Sincerely, [Your Name]

Mail this letter via certified mail with a return receipt requested, so you can document that the credit bureau received your dispute.

Step 5: Contact the Creditor

In addition to the credit bureau, also write a letter to the creditor or other entity that provided the inaccurate information (such as a bank or collection agency). The process is the same as the letter to the credit bureau.

Step 6: Wait for Investigation

After receiving your dispute, the credit bureau typically has 30 days to investigate. They’ll forward your claim to the organization that provided the incorrect information. If that organization finds the claim valid, they must notify all three credit bureaus to correct your credit report.

Step 7: Review the Outcome

After the investigation, the credit bureau will provide you with the results and a free copy of your credit report if the dispute leads to a change. Make sure the error has been fixed. If the dispute isn’t resolved in your favor, you can ask to include a statement in your credit report showing that you dispute the accuracy of the information.

This process might seem a bit daunting, but don’t worry! It’s crucial to ensure your credit report accurately reflects your financial history. A few letters and a little bit of patience can go a long way towards improving your credit.



1. How long does a credit dispute take? After receiving your dispute, the credit bureau generally has 30 days to conduct an investigation. However, if you’ve received your report from, they have 45 days to investigate.

2. What happens after the investigation? Once the investigation is complete, the credit bureau must provide you with the results in writing and a free copy of your credit report if the dispute results in a change.

3. What if the dispute is not resolved in my favor? If the dispute is not resolved in your favor, you can request a statement of the dispute be included in your future credit reports. Additionally, you can file a complaint with the Consumer Financial Protection Bureau (CFPB).

4. Can I dispute online or should I always send a letter? While it’s possible to dispute mistakes on your credit report online, sending a letter by certified mail is often the most thorough method. This way, you have physical proof of what was sent and when it was received.

5. How often should I check my credit report? It’s recommended to check your credit report at least once a year. However, if you’re planning a significant purchase that requires a loan (like a house or a car), you may want to check your report a few months in advance to correct any errors and improve your credit score.

6. What kinds of mistakes should I look for on my credit report? Check for a range of errors, including personal information, incorrect account details (like an account you did not open), incorrect account status (like a closed account listed as open), data management errors (like reinsertion of incorrect data), and balance errors.
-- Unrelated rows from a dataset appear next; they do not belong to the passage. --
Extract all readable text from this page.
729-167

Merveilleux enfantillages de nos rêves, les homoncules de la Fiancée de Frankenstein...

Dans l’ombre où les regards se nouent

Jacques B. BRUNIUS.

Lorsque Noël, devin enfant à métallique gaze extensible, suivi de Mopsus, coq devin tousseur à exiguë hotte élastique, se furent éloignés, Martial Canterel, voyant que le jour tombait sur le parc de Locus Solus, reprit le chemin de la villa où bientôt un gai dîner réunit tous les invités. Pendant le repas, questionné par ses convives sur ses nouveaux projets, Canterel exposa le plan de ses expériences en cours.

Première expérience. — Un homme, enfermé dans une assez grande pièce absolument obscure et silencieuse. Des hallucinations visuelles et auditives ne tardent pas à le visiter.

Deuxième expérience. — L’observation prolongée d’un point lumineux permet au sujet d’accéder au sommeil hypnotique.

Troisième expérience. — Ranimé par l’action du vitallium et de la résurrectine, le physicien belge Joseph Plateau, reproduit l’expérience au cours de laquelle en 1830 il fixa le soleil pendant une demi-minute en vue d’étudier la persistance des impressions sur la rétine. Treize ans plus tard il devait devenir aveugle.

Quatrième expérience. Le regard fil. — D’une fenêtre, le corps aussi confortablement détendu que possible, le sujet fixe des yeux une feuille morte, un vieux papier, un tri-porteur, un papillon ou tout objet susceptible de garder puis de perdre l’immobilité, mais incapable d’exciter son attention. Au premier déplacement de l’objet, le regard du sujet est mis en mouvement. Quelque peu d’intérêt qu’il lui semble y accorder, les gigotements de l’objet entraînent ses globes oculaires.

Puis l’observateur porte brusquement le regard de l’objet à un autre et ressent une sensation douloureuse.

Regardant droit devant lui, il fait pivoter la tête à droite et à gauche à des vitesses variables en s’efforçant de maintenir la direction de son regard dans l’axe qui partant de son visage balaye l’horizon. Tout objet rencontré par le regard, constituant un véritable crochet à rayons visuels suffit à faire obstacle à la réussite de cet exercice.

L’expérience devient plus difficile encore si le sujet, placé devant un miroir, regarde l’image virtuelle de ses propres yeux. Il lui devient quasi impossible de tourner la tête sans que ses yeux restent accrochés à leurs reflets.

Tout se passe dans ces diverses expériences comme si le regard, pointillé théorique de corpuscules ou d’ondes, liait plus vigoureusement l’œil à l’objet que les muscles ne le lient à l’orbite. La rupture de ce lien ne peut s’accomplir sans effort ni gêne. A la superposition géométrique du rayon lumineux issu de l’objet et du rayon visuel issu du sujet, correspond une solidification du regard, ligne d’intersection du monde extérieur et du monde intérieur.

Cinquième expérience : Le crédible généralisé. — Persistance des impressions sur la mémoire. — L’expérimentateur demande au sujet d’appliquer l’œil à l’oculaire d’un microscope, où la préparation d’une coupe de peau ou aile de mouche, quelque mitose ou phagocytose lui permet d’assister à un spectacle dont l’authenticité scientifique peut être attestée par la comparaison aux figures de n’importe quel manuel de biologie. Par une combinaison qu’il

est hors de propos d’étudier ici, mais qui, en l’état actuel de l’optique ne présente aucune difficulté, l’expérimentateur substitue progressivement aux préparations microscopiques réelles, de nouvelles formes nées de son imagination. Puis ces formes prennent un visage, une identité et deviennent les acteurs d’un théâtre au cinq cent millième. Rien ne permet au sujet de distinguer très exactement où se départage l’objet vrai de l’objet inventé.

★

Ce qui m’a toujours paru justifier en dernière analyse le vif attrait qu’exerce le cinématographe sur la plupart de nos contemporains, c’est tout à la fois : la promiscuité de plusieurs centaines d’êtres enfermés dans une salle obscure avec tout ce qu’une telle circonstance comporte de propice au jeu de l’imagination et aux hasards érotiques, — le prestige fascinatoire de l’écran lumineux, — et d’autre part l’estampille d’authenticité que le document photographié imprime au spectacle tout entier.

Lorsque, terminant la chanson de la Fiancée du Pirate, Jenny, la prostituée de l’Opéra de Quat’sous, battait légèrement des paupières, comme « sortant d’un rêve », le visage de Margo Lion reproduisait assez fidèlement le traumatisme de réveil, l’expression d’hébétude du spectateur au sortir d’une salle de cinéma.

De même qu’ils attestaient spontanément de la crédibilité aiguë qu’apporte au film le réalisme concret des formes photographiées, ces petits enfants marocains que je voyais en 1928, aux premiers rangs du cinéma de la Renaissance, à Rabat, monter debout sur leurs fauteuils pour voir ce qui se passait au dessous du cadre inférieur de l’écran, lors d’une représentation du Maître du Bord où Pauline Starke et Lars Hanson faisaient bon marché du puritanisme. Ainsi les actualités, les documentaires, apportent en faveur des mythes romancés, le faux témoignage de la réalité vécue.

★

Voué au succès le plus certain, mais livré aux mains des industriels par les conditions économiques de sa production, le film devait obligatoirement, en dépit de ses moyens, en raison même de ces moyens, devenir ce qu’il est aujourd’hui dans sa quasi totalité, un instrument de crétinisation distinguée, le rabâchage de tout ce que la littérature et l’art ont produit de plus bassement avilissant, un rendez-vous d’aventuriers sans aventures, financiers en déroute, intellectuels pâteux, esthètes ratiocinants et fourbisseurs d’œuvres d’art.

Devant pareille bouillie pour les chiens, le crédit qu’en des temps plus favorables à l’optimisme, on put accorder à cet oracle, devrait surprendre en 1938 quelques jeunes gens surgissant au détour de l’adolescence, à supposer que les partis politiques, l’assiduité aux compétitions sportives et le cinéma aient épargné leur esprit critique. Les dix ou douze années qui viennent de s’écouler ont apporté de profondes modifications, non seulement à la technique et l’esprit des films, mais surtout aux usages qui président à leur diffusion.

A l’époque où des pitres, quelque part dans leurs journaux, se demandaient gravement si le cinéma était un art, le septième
7. What if the same error appears on reports from all three credit bureaus? If the same error appears on all three credit bureau reports, you’ll need to dispute it with each bureau individually. Each bureau operates independently and won’t share your dispute details.

8. What can I do if I find signs of identity theft on my credit report? If you find accounts you didn’t open, debts you can’t explain, or other signs of identity theft, report it immediately. Contact the companies where the fraud occurred, place a fraud alert or freeze on your credit reports, and report identity theft to the Federal Trade Commission (FTC).